Their job that night and the next day was to unload body bags from two 18-wheelers, which were filled with body parts from people who had died in the terrorist attacks at the World Trade Center.
“My memory of Sept. 11 is my 21-year-old daughter begging me on the phone not to go,” Brown said. “I said, ‘I have to go. I’m a captain.’”
Walsh said she could not watch the televised annual ceremony from the Sept. 11 memorial in Manhattan. Brown said she watches it and cries.
Both, now ex-captains, having put in more than 20 years as volunteers, said they were proud to march on Sept. 11 with other members of the Fire Department and the community from fire headquarters on East Meadow Avenue to Veterans Memorial Park.
Roderick Geoghegan and Boy Scouts from East Meadow Pack 157 lined up behind the firefighters. The troop leader said he shares his experiences on Sept. 11 every year with the boys, who are ages 14 to 17.
Geoghegan was working at the marina as an accountant in an office across the street from the towers.
“I tell the boys that when the rescue workers came out with a body part, everyone would salute it,” said Geoghegan, adding that he had to leave. “People were jumping. I couldn’t watch that. I was five blocks away when the first tower fell.”
Before he left, he remembers his boss on the phone with a client, Cantor Fitzgerald, and then the phone died. With offices located in the north tower above where the plane had hit, everyone who reported to work from the financial services firm died that day.
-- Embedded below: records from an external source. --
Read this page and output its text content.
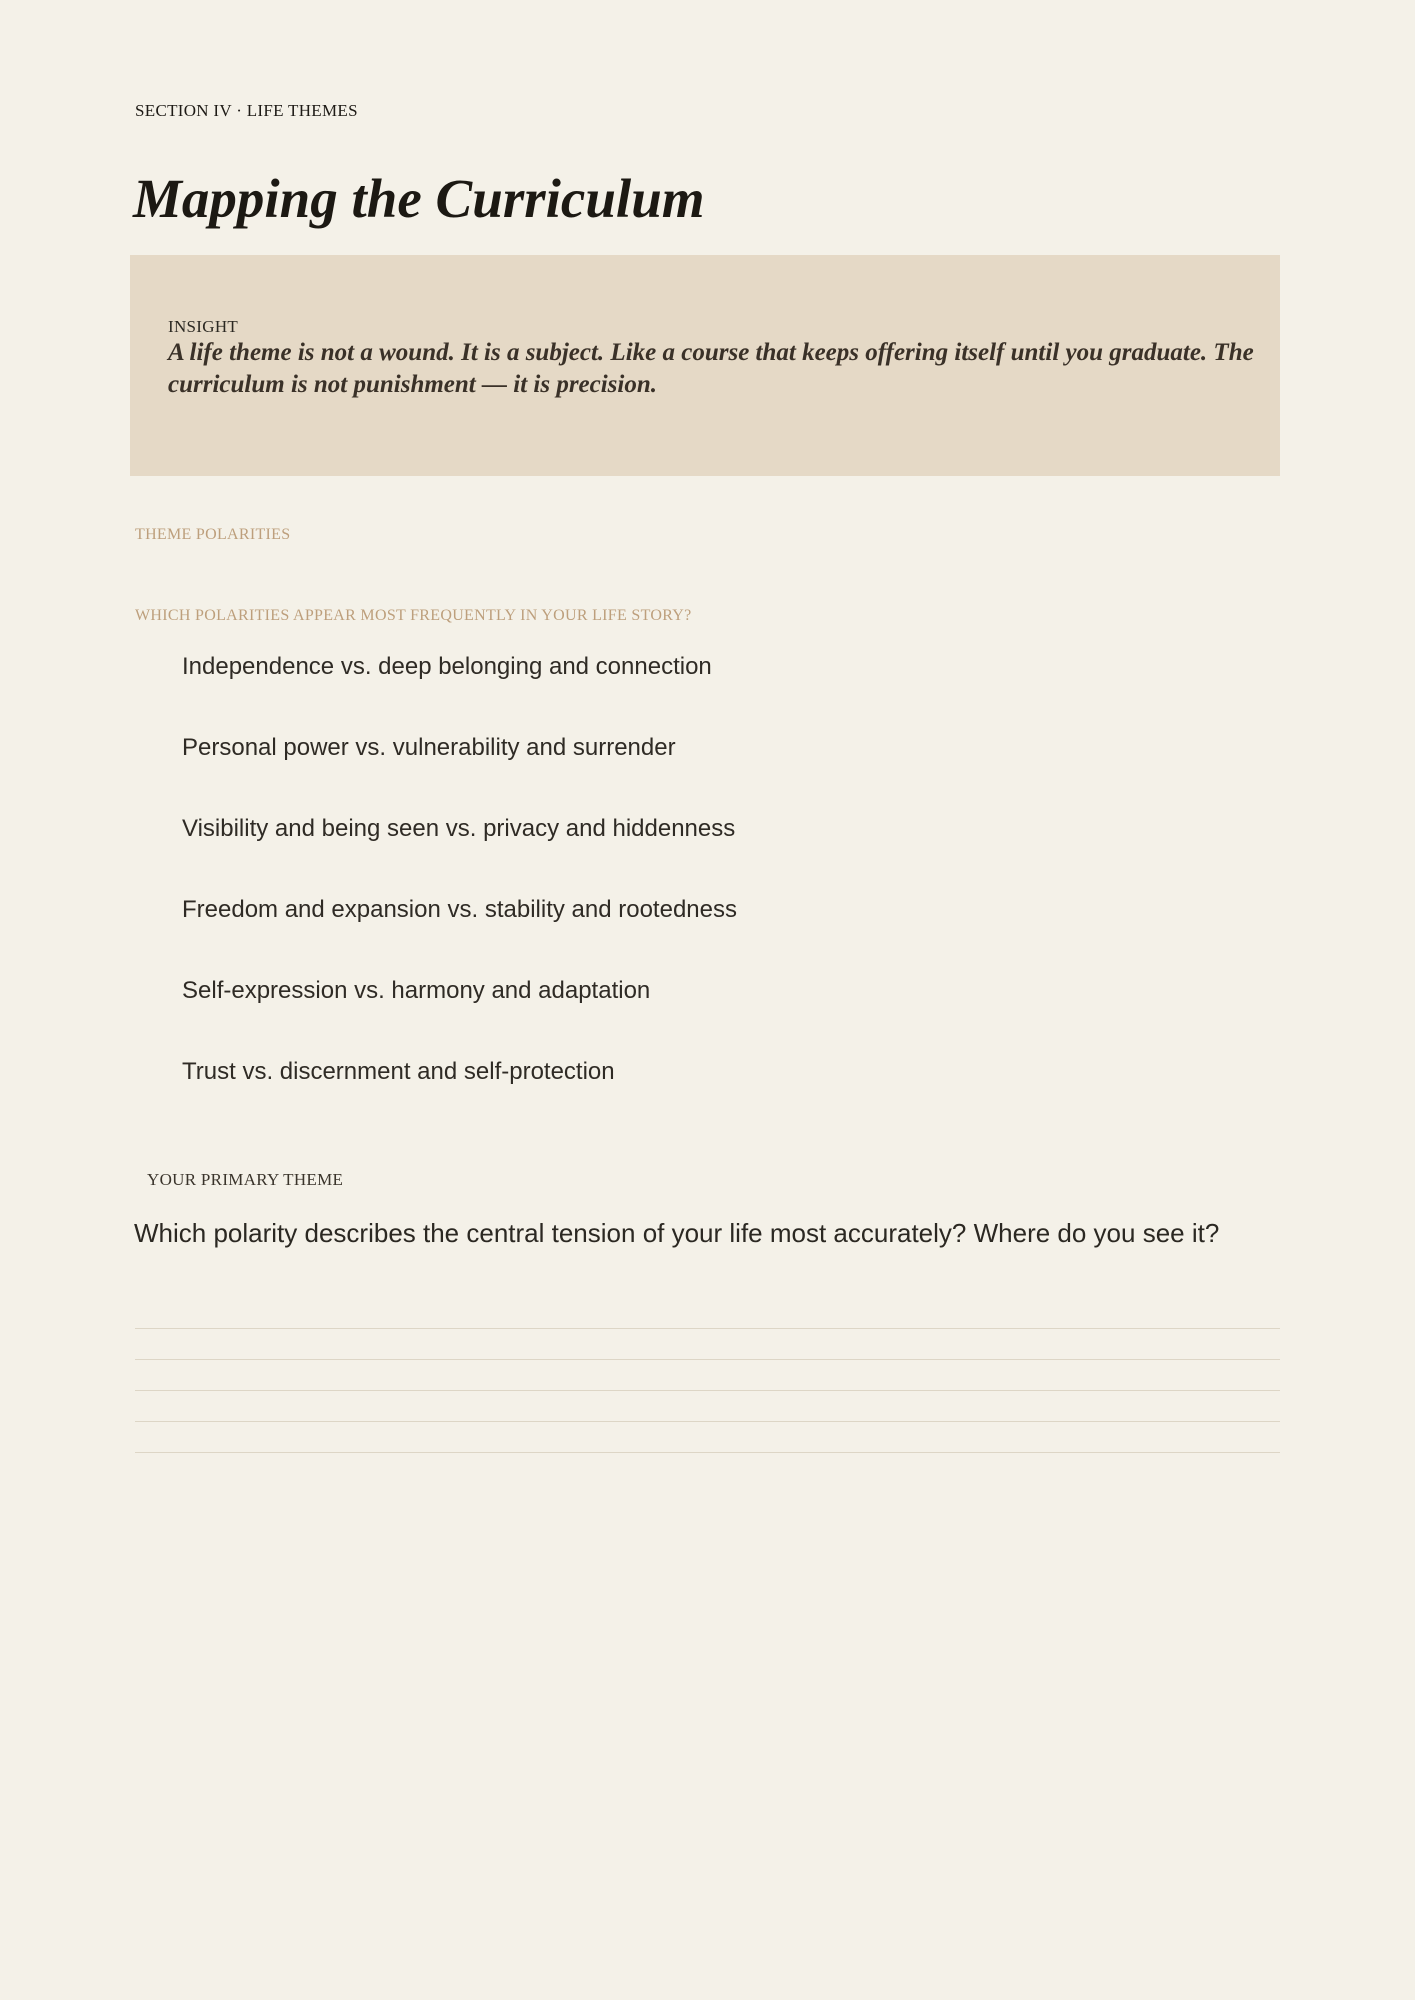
SECTION IV · LIFE THEMES
Mapping the Curriculum
INSIGHT

A life theme is not a wound. It is a subject. Like a course that keeps offering itself until you graduate. The curriculum is not punishment — it is precision.

THEME POLARITIES
WHICH POLARITIES APPEAR MOST FREQUENTLY IN YOUR LIFE STORY?
Independence vs. deep belonging and connection
Personal power vs. vulnerability and surrender
Visibility and being seen vs. privacy and hiddenness
Freedom and expansion vs. stability and rootedness
Self-expression vs. harmony and adaptation
Trust vs. discernment and self-protection
YOUR PRIMARY THEME

Which polarity describes the central tension of your life most accurately? Where do you see it?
“Emotionally, my wife will tell you I was very uptight after Sept. 11,” Geoghegan said. “I work on Long Island now.”
Running around laughing and playing on a grassy area near where community members were lining up, the girls in Girl Scout Daisy Troop 1119 held small American flags, with many wearing red, white and blue clothing.
“Don’t let the flag touch the ground,” a parent, Allison Vardakis, warned, which caused the girls to stop running. Smiling, they held their flags high.
Co-leader Kim Gonzalez said the girls, who were between 5 and 7, were too young to comprehend the seriousness of Sept. 11. “They know about patriotism and heroes,” she said. “Today they are celebrating our heroes from Sept. 11.”
The parade was led by the Nassau Firefighters Pipe Band, who played several mournful tunes. Many residents lined the sidewalk waving flags, with some wearing T-shirts with the words, “Never forget.” One young girl sat cross-legged on top of a car.
East Meadow firefighter Glenn Carpentier served as the master of ceremonies during the ceremony inside the park, which drew roughly 100 people.
“Today we remember the day that the world changed,” he said. “It’s been 20 years, yet the pain is great. We are here for one reason — to honor our freedom.”
As the ceremony was ending, residents and firefighters sang “God Bless America,” some wiping away stray tears.